Yaklaşık 16,6 kilometrekarelik bir alana yayılan şehrin, birbirinden yaklaşık 2 kilometre (1,2 mil) uzaklıkta büyük binaların bulunduğu, yoğun evler ve geçitlerle birbirine bağlanan iki büyük merkezi vardı.
Maya halkının ibadet ettiği tapınak piramitlerinin bulunduğu, yeşim maskeleri gibi gizli hazinelerin saklandığı ve ölülerin gömüldüğü iki meydanı vardır.
Ayrıca insanların eski zamanlarda top oynadıkları bir avlusu da vardı.
Ayrıca, insanların burayı büyük bir nüfusu desteklemek için kullandığını gösteren bir rezervuarın varlığına dair kanıtlar da vardı.
Toplamda, Bay Auld-Thomas ve Prof. Canuto ormanda üç farklı yeri incelediler. Çeşitli büyüklüklerde 6.764 bina buldular.
Araştırmaya katılmayan University College London’dan Profesör Elizabeth Graham, araştırmanın Mayaların izole köylerde değil, karmaşık şehirlerde veya kasabalarda yaşadıkları iddialarını desteklediğini söylüyor.
“Önemli olan, manzaranın kesinlikle yerleşik olmasıdır – yani geçmişte yerleşiktir – ve çıplak gözle görüldüğü gibi ıssız ya da ‘vahşi’ değildir,” diyor.
Araştırma, Maya uygarlığının MS 800’den itibaren çöküşünün, kısmen nüfusun çok yoğun olması ve iklim sorunlarına dayanamaması nedeniyle olduğunu öne sürüyor.

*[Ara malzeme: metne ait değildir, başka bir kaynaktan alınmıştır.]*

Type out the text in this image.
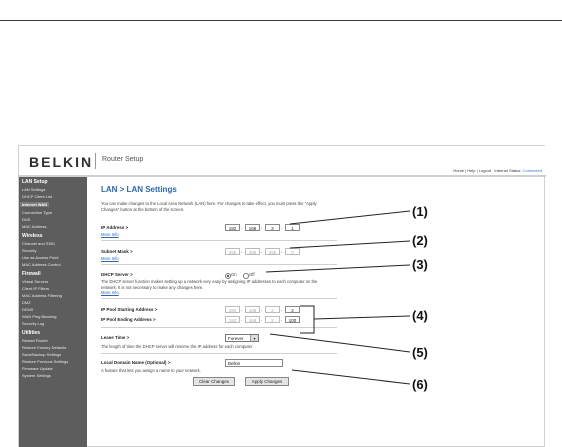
BELKIN Router Setup
Home | Help | Logout Internet Status: Connected
LAN Setup
LAN Settings
DHCP Client List
Internet WAN
Connection Type
DNS
MAC Address
Wireless
Channel and SSID
Security
Use as Access Point
MAC Address Control
Firewall
Virtual Servers
Client IP Filters
MAC Address Filtering
DMZ
DDNS
WAN Ping Blocking
Security Log
Utilities
Restart Router
Restore Factory Defaults
Save/Backup Settings
Restore Previous Settings
Firmware Update
System Settings
LAN > LAN Settings
You can make changes to the Local Area Network (LAN) here. For changes to take effect, you must press the "Apply Changes" button at the bottom of the screen.
IP Address >	192 .	168 .	2	.	1
More Info
Subnet Mask >	255 .	255 .	255 .	0
More Info
DHCP Server >	On	Off
The DHCP server function makes setting up a network very easy by assigning IP addresses to each computer on the network. It is not necessary to make any changes here.
More Info
IP Pool Starting Address >	192 .	168 .	2	.	2
IP Pool Ending Address >	192 .	168 .	2	.	100
Lease Time >	Forever	▾
The length of time the DHCP server will reserve the IP address for each computer
Local Domain Name (Optional) >	Belkin
A feature that lets you assign a name to your network.
Clear Changes	Apply Changes
(1)
(2)
(3)
(4)
(5)
(6)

“Bu, kuraklık koşullarının başlangıcında manzaranın tamamen insanlarla dolu olduğunu ve geriye pek fazla esneklik kalmadığını gösteriyor. Ve belki de insanlar daha uzağa taşındıkça tüm sistem temelde çözülmüş olabilir,” diyor Bay Auld-Thomas.
16. yüzyılda İspanyol işgalcilerin bölgeyi fethetmesi ve savaşlar da Maya şehir devletlerinin ortadan kalkmasına neden oldu.

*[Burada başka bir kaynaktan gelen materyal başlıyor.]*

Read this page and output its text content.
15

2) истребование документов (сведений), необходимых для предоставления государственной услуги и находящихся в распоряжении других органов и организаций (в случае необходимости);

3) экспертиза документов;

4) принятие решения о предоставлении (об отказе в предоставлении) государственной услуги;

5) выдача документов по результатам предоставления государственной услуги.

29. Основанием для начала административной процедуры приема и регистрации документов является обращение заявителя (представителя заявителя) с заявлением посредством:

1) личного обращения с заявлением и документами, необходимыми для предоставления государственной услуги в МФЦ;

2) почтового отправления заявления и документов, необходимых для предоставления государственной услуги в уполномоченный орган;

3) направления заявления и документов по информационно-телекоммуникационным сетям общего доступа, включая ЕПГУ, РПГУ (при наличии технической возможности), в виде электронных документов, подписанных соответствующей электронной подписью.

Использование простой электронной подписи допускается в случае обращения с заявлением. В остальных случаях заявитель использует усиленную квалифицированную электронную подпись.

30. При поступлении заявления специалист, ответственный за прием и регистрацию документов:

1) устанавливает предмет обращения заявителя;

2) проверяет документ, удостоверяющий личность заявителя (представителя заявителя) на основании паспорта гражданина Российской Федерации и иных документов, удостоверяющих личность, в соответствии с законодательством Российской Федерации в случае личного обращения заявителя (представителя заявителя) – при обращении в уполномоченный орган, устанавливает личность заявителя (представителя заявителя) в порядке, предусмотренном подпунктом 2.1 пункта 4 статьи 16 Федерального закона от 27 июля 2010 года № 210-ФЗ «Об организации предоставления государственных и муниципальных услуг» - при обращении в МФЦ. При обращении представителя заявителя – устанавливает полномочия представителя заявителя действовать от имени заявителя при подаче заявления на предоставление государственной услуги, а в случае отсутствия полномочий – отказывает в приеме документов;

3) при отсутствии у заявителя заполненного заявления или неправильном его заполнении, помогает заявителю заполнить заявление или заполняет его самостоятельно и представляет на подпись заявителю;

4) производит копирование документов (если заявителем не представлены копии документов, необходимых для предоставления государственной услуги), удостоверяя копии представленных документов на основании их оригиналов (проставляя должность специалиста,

Çok daha fazla şehir bulunabilir
Prof. Canuto, lidar teknolojisinin arkeologların tropik bölgeler gibi bitki örtüsüyle kaplı alanları araştırma biçiminde devrim yarattığını ve kayıp medeniyetlerle dolu bir dünyanın kapılarını araladığını açıklıyor.
Kariyerinin ilk yıllarında, arazi ölçümleri ayak ve elle yapılıyordu; basit aletler kullanılarak zemin santim santim kontrol ediliyordu.

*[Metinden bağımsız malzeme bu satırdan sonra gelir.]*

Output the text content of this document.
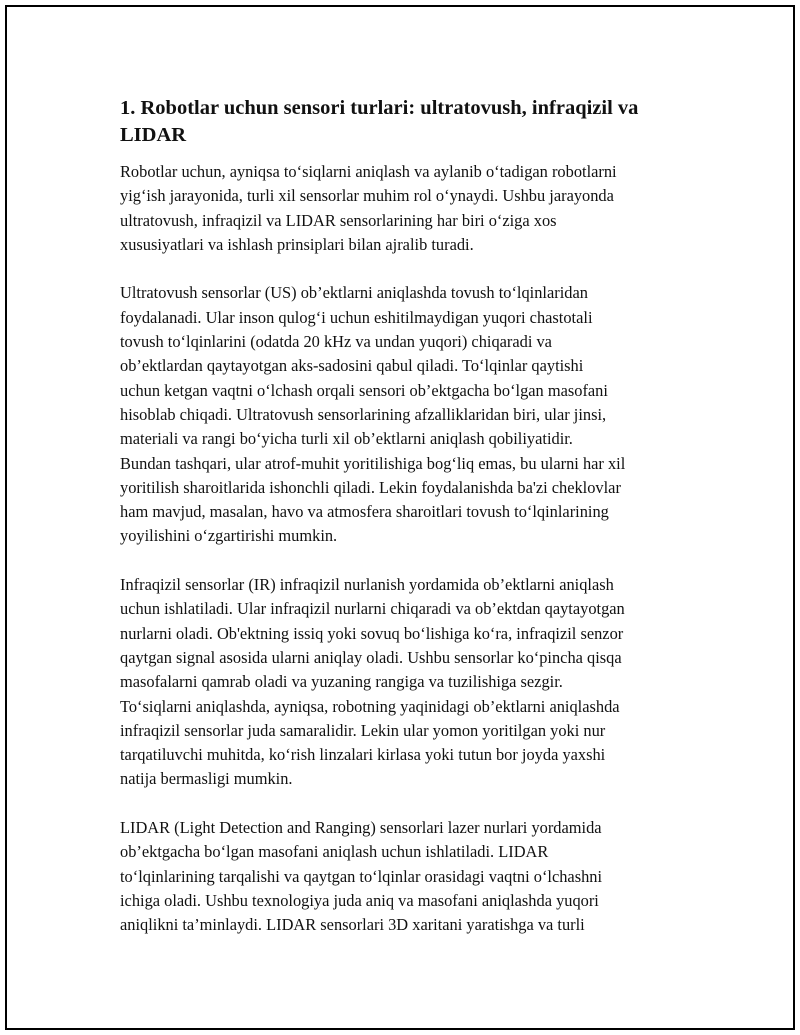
1. Robotlar uchun sensori turlari: ultratovush, infraqizil va
LIDAR

Robotlar uchun, ayniqsa to‘siqlarni aniqlash va aylanib o‘tadigan robotlarni
yig‘ish jarayonida, turli xil sensorlar muhim rol o‘ynaydi. Ushbu jarayonda
ultratovush, infraqizil va LIDAR sensorlarining har biri o‘ziga xos
xususiyatlari va ishlash prinsiplari bilan ajralib turadi.

Ultratovush sensorlar (US) ob’ektlarni aniqlashda tovush to‘lqinlaridan
foydalanadi. Ular inson qulog‘i uchun eshitilmaydigan yuqori chastotali
tovush to‘lqinlarini (odatda 20 kHz va undan yuqori) chiqaradi va
ob’ektlardan qaytayotgan aks-sadosini qabul qiladi. To‘lqinlar qaytishi
uchun ketgan vaqtni o‘lchash orqali sensori ob’ektgacha bo‘lgan masofani
hisoblab chiqadi. Ultratovush sensorlarining afzalliklaridan biri, ular jinsi,
materiali va rangi bo‘yicha turli xil ob’ektlarni aniqlash qobiliyatidir.
Bundan tashqari, ular atrof-muhit yoritilishiga bog‘liq emas, bu ularni har xil
yoritilish sharoitlarida ishonchli qiladi. Lekin foydalanishda ba'zi cheklovlar
ham mavjud, masalan, havo va atmosfera sharoitlari tovush to‘lqinlarining
yoyilishini o‘zgartirishi mumkin.

Infraqizil sensorlar (IR) infraqizil nurlanish yordamida ob’ektlarni aniqlash
uchun ishlatiladi. Ular infraqizil nurlarni chiqaradi va ob’ektdan qaytayotgan
nurlarni oladi. Ob'ektning issiq yoki sovuq bo‘lishiga ko‘ra, infraqizil senzor
qaytgan signal asosida ularni aniqlay oladi. Ushbu sensorlar ko‘pincha qisqa
masofalarni qamrab oladi va yuzaning rangiga va tuzilishiga sezgir.
To‘siqlarni aniqlashda, ayniqsa, robotning yaqinidagi ob’ektlarni aniqlashda
infraqizil sensorlar juda samaralidir. Lekin ular yomon yoritilgan yoki nur
tarqatiluvchi muhitda, ko‘rish linzalari kirlasa yoki tutun bor joyda yaxshi
natija bermasligi mumkin.

LIDAR (Light Detection and Ranging) sensorlari lazer nurlari yordamida
ob’ektgacha bo‘lgan masofani aniqlash uchun ishlatiladi. LIDAR
to‘lqinlarining tarqalishi va qaytgan to‘lqinlar orasidagi vaqtni o‘lchashni
ichiga oladi. Ushbu texnologiya juda aniq va masofani aniqlashda yuqori
aniqlikni ta’minlaydi. LIDAR sensorlari 3D xaritani yaratishga va turli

Ancak Lidar’ın Mezoamerika bölgesinde kullanılmaya başlanmasından bu yana geçen on yılda, arkeologların yaklaşık bir asırlık çalışmalarında elde ettikleri alanın yaklaşık 10 katı kadarının haritasının çıkarıldığını söylüyor.
Bay Auld-Thomas, çalışmalarının arkeologların hakkında hiçbir fikrinin olmadığı çok sayıda alan olduğunu gösterdiğini söylüyor.
Aslında o kadar çok yer bulundu ki, araştırmacıların hepsini kazması mümkün değil.
“Bir ara Valeriana’ya gitmem lazım. Yola çok yakın, nasıl gitmezsiniz ki? Ama orada bir proje yapacağımızı söyleyemem,” diyor Bay Auld-Thomas.
“Lidar döneminde çok sayıda yeni Maya şehri keşfetmenin dezavantajlarından biri, bunların sayısının, incelemeyi umduğumuzdan çok daha fazla olmasıdır.” diye ekliyor.
Araştırma, akademik dergi Antiquity’de yayımlandı.